Many will remember the scourge of methamphetamine abuse during the previous decade which hit many midwestern states hard. While meth labs are down 90 percent from their peak 12 years ago, Iowa currently ranks 11th for meth use treatment.

“Meth is still alive and well in Iowa, unfortunately. The purity has increased and it’s another drug that we have to deal with in treatment,” Bogle said.



Marijuana has maintained a persistent presence in the spectrum of illegal substances in Iowa and across the U.S. over many decades. While usage rates for marijuana have remained flat in recent years, the potency has increased. THC, marijuana’s psychoactive ingredient, has become more concentrated in the plant-based substance.

With marijuana becoming legalized in a number of states, new products have appeared including “concentrates” with names like earwax, shatter and budder. These substances have THC levels in excess of 50 percent.
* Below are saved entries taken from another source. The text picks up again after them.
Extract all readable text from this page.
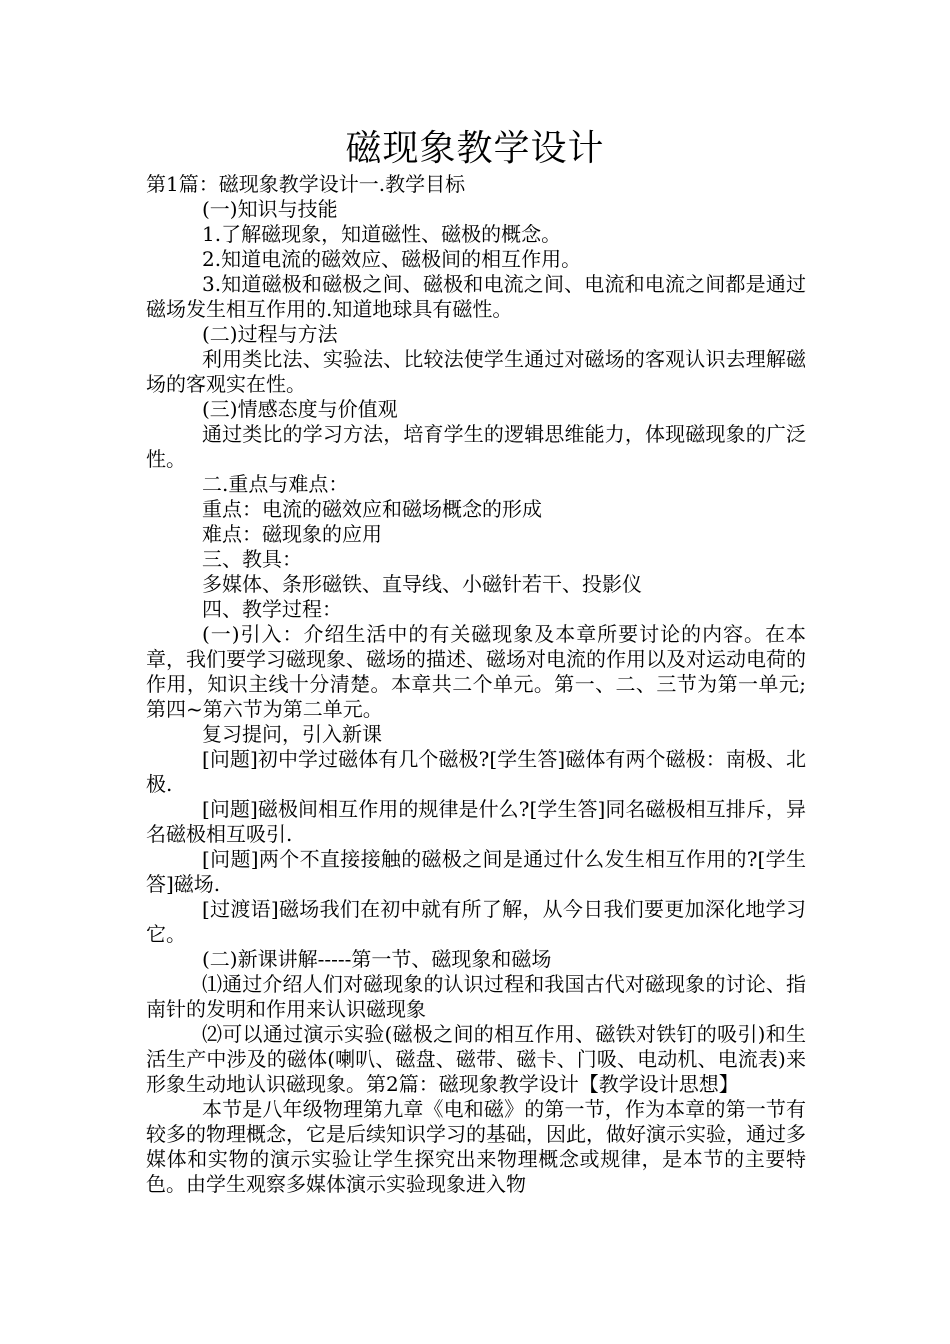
磁现象教学设计
第1篇：磁现象教学设计一.教学目标
(一)知识与技能
1.了解磁现象，知道磁性、磁极的概念。
2.知道电流的磁效应、磁极间的相互作用。
3.知道磁极和磁极之间、磁极和电流之间、电流和电流之间都是通过磁场发生相互作用的.知道地球具有磁性。
(二)过程与方法
利用类比法、实验法、比较法使学生通过对磁场的客观认识去理解磁场的客观实在性。
(三)情感态度与价值观
通过类比的学习方法，培育学生的逻辑思维能力，体现磁现象的广泛性。
二.重点与难点：
重点：电流的磁效应和磁场概念的形成
难点：磁现象的应用
三、教具：
多媒体、条形磁铁、直导线、小磁针若干、投影仪
四、教学过程：
(一)引入：介绍生活中的有关磁现象及本章所要讨论的内容。在本章，我们要学习磁现象、磁场的描述、磁场对电流的作用以及对运动电荷的作用，知识主线十分清楚。本章共二个单元。第一、二、三节为第一单元;第四~第六节为第二单元。
复习提问，引入新课
[问题]初中学过磁体有几个磁极?[学生答]磁体有两个磁极：南极、北极.
[问题]磁极间相互作用的规律是什么?[学生答]同名磁极相互排斥，异名磁极相互吸引.
[问题]两个不直接接触的磁极之间是通过什么发生相互作用的?[学生答]磁场.
[过渡语]磁场我们在初中就有所了解，从今日我们要更加深化地学习它。
(二)新课讲解-----第一节、磁现象和磁场
⑴通过介绍人们对磁现象的认识过程和我国古代对磁现象的讨论、指南针的发明和作用来认识磁现象
⑵可以通过演示实验(磁极之间的相互作用、磁铁对铁钉的吸引)和生活生产中涉及的磁体(喇叭、磁盘、磁带、磁卡、门吸、电动机、电流表)来形象生动地认识磁现象。第2篇：磁现象教学设计【教学设计思想】
本节是八年级物理第九章《电和磁》的第一节，作为本章的第一节有较多的物理概念，它是后续知识学习的基础，因此，做好演示实验，通过多媒体和实物的演示实验让学生探究出来物理概念或规律，是本节的主要特色。由学生观察多媒体演示实验现象进入物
Over 90 percent of marijuana found in Iowa comes from California and Colorado.



Bogle also shared that SEIDA opened a new medication assisted treatment service in Ottumwa providing close access for Jefferson County residents with substance dependence issues such as with opioids to get treatment.

“And so as far as the opioid issue goes, today is the first day of our new MAT unit and we have partnered with United Community Services,” Bogle said. “What happens is you can self-refer to SEIDA or be referred to SEIDA and do an assessment with the counselors. If the counselor feels they need to go to the MAT unit for dosing, they walk them over. The nurses on staff will do an evaluation or assessment and meet with a physician via telephone and decide what their treatment is going to be.”

Patients would need to come to the facility every day for treatment until they are stabilized, which can take some time. Bogle related that Iowa has not been hit as hard by the opioid crisis as some states, but is glad to be taking a proactive approach in advance of any spike in cases.



Brent Lamont, assistant to the county engineer, updated the board on current and upcoming roadwork and talked about new hires and the dynamics of age in the department’s workforce being a good mix of young, middle-aged and older workers. Lamont also reported on receipt of a new tanker and sprayer which will allow the department to do base-stabilization for a whole road in one pass.

Supervisor Dee Sandquist reported on a state proposal to streamline the Iowa Workforce Development regions from 15 to a smaller number. The initial proposal was to reduce the number of regions down to two. This received significant pushback. Comments on the matter are being accepted until May 1. The status of the Ottumwa office is unknown until a decision is made.

The board set a public hearing regarding Highway 1 and 227th Street roadway improvements near Fairfield Economic Development Association’s new 61-acre Business & Industrial Park on the south side of Fairfield. The hearing is set for 9:30 a.m. May 7 at the supervisors’ meeting.